I’ve been giving an audible.com a try for a few weeks now & I’m pretty pleased with it. My motivation was largely for something to listen to while trying to go to sleep at night. (My mind tends to start to race off in a thousand directions at night, making it hard to fall asleep.) It’s worked out well.
I’ve had speakers for my iPod in my bedroom for a while, eliminating to wear headphones while trying to sleep. If you stop an audio book track, the iPod remembers where you were, so when you play it again, it picks up where you left off. It also has a built in “sleep timer”, allowing you to tell your iPod to shut itself off after 60 minutes or so.

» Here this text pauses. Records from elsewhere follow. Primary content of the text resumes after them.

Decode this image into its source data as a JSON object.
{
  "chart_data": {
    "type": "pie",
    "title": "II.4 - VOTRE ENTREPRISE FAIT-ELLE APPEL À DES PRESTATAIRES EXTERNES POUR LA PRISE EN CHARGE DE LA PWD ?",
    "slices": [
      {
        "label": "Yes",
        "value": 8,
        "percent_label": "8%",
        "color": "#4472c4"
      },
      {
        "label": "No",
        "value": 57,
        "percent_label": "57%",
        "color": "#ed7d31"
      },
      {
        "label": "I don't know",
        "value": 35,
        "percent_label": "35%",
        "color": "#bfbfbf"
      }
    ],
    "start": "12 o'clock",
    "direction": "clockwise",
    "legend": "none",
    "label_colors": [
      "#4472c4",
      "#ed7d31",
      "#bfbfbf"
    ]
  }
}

The selection on Audible seems decent, although like books on the tape, you have to pay attention to if a book is abridged or not. The integration on the PC is slightly better than on a Mac, but both work well enough. The number of computers you can “authorize” to play purchased audio isn’t as generous as Apple’s 5, but they do allow 2, letting me download it to my desktop (where I sync my iPod) and on my laptop (which I use more often).

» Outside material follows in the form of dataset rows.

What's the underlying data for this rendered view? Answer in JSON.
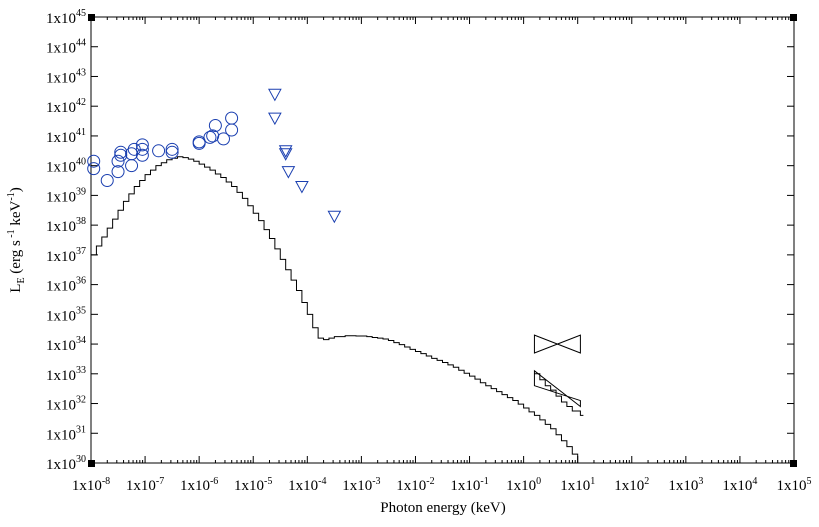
{
  "chart_data": {
    "type": "line",
    "xlabel": "Photon energy (keV)",
    "ylabel": "L_E (erg s^-1 keV^-1)",
    "x_scale": "log",
    "y_scale": "log",
    "xlim": [
      1e-08,
      100000
    ],
    "ylim": [
      1e+30,
      1e+45
    ],
    "x_ticks": [
      {
        "exp": -8,
        "base": "1x10",
        "sup": "-8"
      },
      {
        "exp": -7,
        "base": "1x10",
        "sup": "-7"
      },
      {
        "exp": -6,
        "base": "1x10",
        "sup": "-6"
      },
      {
        "exp": -5,
        "base": "1x10",
        "sup": "-5"
      },
      {
        "exp": -4,
        "base": "1x10",
        "sup": "-4"
      },
      {
        "exp": -3,
        "base": "1x10",
        "sup": "-3"
      },
      {
        "exp": -2,
        "base": "1x10",
        "sup": "-2"
      },
      {
        "exp": -1,
        "base": "1x10",
        "sup": "-1"
      },
      {
        "exp": 0,
        "base": "1x10",
        "sup": "0"
      },
      {
        "exp": 1,
        "base": "1x10",
        "sup": "1"
      },
      {
        "exp": 2,
        "base": "1x10",
        "sup": "2"
      },
      {
        "exp": 3,
        "base": "1x10",
        "sup": "3"
      },
      {
        "exp": 4,
        "base": "1x10",
        "sup": "4"
      },
      {
        "exp": 5,
        "base": "1x10",
        "sup": "5"
      }
    ],
    "y_ticks": [
      {
        "exp": 30,
        "base": "1x10",
        "sup": "30"
      },
      {
        "exp": 31,
        "base": "1x10",
        "sup": "31"
      },
      {
        "exp": 32,
        "base": "1x10",
        "sup": "32"
      },
      {
        "exp": 33,
        "base": "1x10",
        "sup": "33"
      },
      {
        "exp": 34,
        "base": "1x10",
        "sup": "34"
      },
      {
        "exp": 35,
        "base": "1x10",
        "sup": "35"
      },
      {
        "exp": 36,
        "base": "1x10",
        "sup": "36"
      },
      {
        "exp": 37,
        "base": "1x10",
        "sup": "37"
      },
      {
        "exp": 38,
        "base": "1x10",
        "sup": "38"
      },
      {
        "exp": 39,
        "base": "1x10",
        "sup": "39"
      },
      {
        "exp": 40,
        "base": "1x10",
        "sup": "40"
      },
      {
        "exp": 41,
        "base": "1x10",
        "sup": "41"
      },
      {
        "exp": 42,
        "base": "1x10",
        "sup": "42"
      },
      {
        "exp": 43,
        "base": "1x10",
        "sup": "43"
      },
      {
        "exp": 44,
        "base": "1x10",
        "sup": "44"
      },
      {
        "exp": 45,
        "base": "1x10",
        "sup": "45"
      }
    ],
    "series": [
      {
        "kind": "step",
        "color": "#000000",
        "points": [
          [
            -8.0,
            37.0
          ],
          [
            -7.9,
            37.3
          ],
          [
            -7.8,
            37.6
          ],
          [
            -7.7,
            37.9
          ],
          [
            -7.6,
            38.2
          ],
          [
            -7.5,
            38.5
          ],
          [
            -7.4,
            38.8
          ],
          [
            -7.3,
            39.05
          ],
          [
            -7.2,
            39.3
          ],
          [
            -7.1,
            39.5
          ],
          [
            -7.0,
            39.7
          ],
          [
            -6.9,
            39.85
          ],
          [
            -6.8,
            40.0
          ],
          [
            -6.7,
            40.1
          ],
          [
            -6.6,
            40.2
          ],
          [
            -6.5,
            40.25
          ],
          [
            -6.4,
            40.3
          ],
          [
            -6.3,
            40.27
          ],
          [
            -6.2,
            40.22
          ],
          [
            -6.1,
            40.15
          ],
          [
            -6.0,
            40.05
          ],
          [
            -5.9,
            39.95
          ],
          [
            -5.8,
            39.85
          ],
          [
            -5.7,
            39.72
          ],
          [
            -5.6,
            39.6
          ],
          [
            -5.5,
            39.45
          ],
          [
            -5.4,
            39.3
          ],
          [
            -5.3,
            39.1
          ],
          [
            -5.2,
            38.9
          ],
          [
            -5.1,
            38.65
          ],
          [
            -5.0,
            38.4
          ],
          [
            -4.9,
            38.15
          ],
          [
            -4.8,
            37.85
          ],
          [
            -4.7,
            37.55
          ],
          [
            -4.6,
            37.2
          ],
          [
            -4.5,
            36.85
          ],
          [
            -4.4,
            36.5
          ],
          [
            -4.3,
            36.15
          ],
          [
            -4.2,
            35.8
          ],
          [
            -4.1,
            35.4
          ],
          [
            -4.0,
            35.0
          ],
          [
            -3.9,
            34.55
          ],
          [
            -3.8,
            34.2
          ],
          [
            -3.7,
            34.15
          ],
          [
            -3.6,
            34.2
          ],
          [
            -3.5,
            34.25
          ],
          [
            -3.4,
            34.25
          ],
          [
            -3.3,
            34.28
          ],
          [
            -3.2,
            34.28
          ],
          [
            -3.1,
            34.27
          ],
          [
            -3.0,
            34.27
          ],
          [
            -2.9,
            34.25
          ],
          [
            -2.8,
            34.22
          ],
          [
            -2.7,
            34.2
          ],
          [
            -2.6,
            34.17
          ],
          [
            -2.5,
            34.12
          ],
          [
            -2.4,
            34.05
          ],
          [
            -2.3,
            33.98
          ],
          [
            -2.2,
            33.9
          ],
          [
            -2.1,
            33.82
          ],
          [
            -2.0,
            33.75
          ],
          [
            -1.9,
            33.68
          ],
          [
            -1.8,
            33.6
          ],
          [
            -1.7,
            33.52
          ],
          [
            -1.6,
            33.45
          ],
          [
            -1.5,
            33.38
          ],
          [
            -1.4,
            33.3
          ],
          [
            -1.3,
            33.22
          ],
          [
            -1.2,
            33.12
          ],
          [
            -1.1,
            33.02
          ],
          [
            -1.0,
            32.92
          ],
          [
            -0.9,
            32.82
          ],
          [
            -0.8,
            32.7
          ],
          [
            -0.7,
            32.6
          ],
          [
            -0.6,
            32.5
          ],
          [
            -0.5,
            32.4
          ],
          [
            -0.4,
            32.3
          ],
          [
            -0.3,
            32.2
          ],
          [
            -0.2,
            32.1
          ],
          [
            -0.1,
            31.98
          ],
          [
            0.0,
            31.85
          ],
          [
            0.1,
            31.72
          ],
          [
            0.2,
            31.6
          ],
          [
            0.3,
            31.45
          ],
          [
            0.4,
            31.3
          ],
          [
            0.5,
            31.15
          ],
          [
            0.6,
            30.95
          ],
          [
            0.7,
            30.75
          ],
          [
            0.8,
            30.55
          ],
          [
            0.9,
            30.3
          ],
          [
            1.0,
            30.0
          ]
        ]
      },
      {
        "kind": "step",
        "color": "#000000",
        "points": [
          [
            0.2,
            33.0
          ],
          [
            0.3,
            32.8
          ],
          [
            0.4,
            32.6
          ],
          [
            0.5,
            32.45
          ],
          [
            0.6,
            32.25
          ],
          [
            0.7,
            32.05
          ],
          [
            0.8,
            31.9
          ],
          [
            0.9,
            31.75
          ],
          [
            1.05,
            31.6
          ]
        ]
      },
      {
        "kind": "butterfly",
        "color": "#000000",
        "x": [
          0.2,
          1.05
        ],
        "upper": [
          34.3,
          34.3
        ],
        "lower": [
          33.7,
          33.7
        ]
      },
      {
        "kind": "butterfly",
        "color": "#000000",
        "x": [
          0.2,
          1.05
        ],
        "upper": [
          33.1,
          32.1
        ],
        "lower": [
          32.6,
          31.9
        ]
      },
      {
        "kind": "scatter",
        "marker": "circle",
        "color": "#1a3fb0",
        "points": [
          [
            -7.95,
            39.9
          ],
          [
            -7.95,
            40.15
          ],
          [
            -7.7,
            39.5
          ],
          [
            -7.5,
            39.8
          ],
          [
            -7.5,
            40.15
          ],
          [
            -7.45,
            40.35
          ],
          [
            -7.45,
            40.45
          ],
          [
            -7.25,
            40.0
          ],
          [
            -7.25,
            40.4
          ],
          [
            -7.2,
            40.55
          ],
          [
            -7.05,
            40.35
          ],
          [
            -7.05,
            40.55
          ],
          [
            -7.05,
            40.7
          ],
          [
            -6.75,
            40.5
          ],
          [
            -6.5,
            40.45
          ],
          [
            -6.5,
            40.55
          ],
          [
            -6.0,
            40.75
          ],
          [
            -6.0,
            40.8
          ],
          [
            -5.8,
            40.95
          ],
          [
            -5.75,
            41.0
          ],
          [
            -5.7,
            41.35
          ],
          [
            -5.55,
            40.9
          ],
          [
            -5.4,
            41.2
          ],
          [
            -5.4,
            41.6
          ]
        ]
      },
      {
        "kind": "scatter",
        "marker": "triangle-down",
        "color": "#1a3fb0",
        "points": [
          [
            -4.6,
            42.4
          ],
          [
            -4.6,
            41.6
          ],
          [
            -4.4,
            40.5
          ],
          [
            -4.4,
            40.4
          ],
          [
            -4.35,
            39.8
          ],
          [
            -4.1,
            39.3
          ],
          [
            -3.5,
            38.3
          ]
        ]
      }
    ]
  }
}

Right now I’m listening to Bill Bryson’s A Short History of Nearly Everything, a book I wanted to read a while back, but never found the time. The most interesting thing I’ve learned so far is just how much of a crazy fucker Newton was. I’d known remotely about some of oddities, including his odd forays in religion, searching the bible for secret codes, etc. but not his extensive efforts in alchemy, working to turn base metals into gold and the like, and his willingness to experiment on himself. As an example, apparently he stuck a need into his eye until he felt the back of the socket simply “to see what would happen”, and, for the same reason, latter stared at the sun for as long as he could. Neither permanently blinded him, but he did have to spend several days in a dark room to restore his sight after staring at the sun. I guess when you come up with not just gravity, but calculus, advances in optics, you’re entitled to a few eccentricities.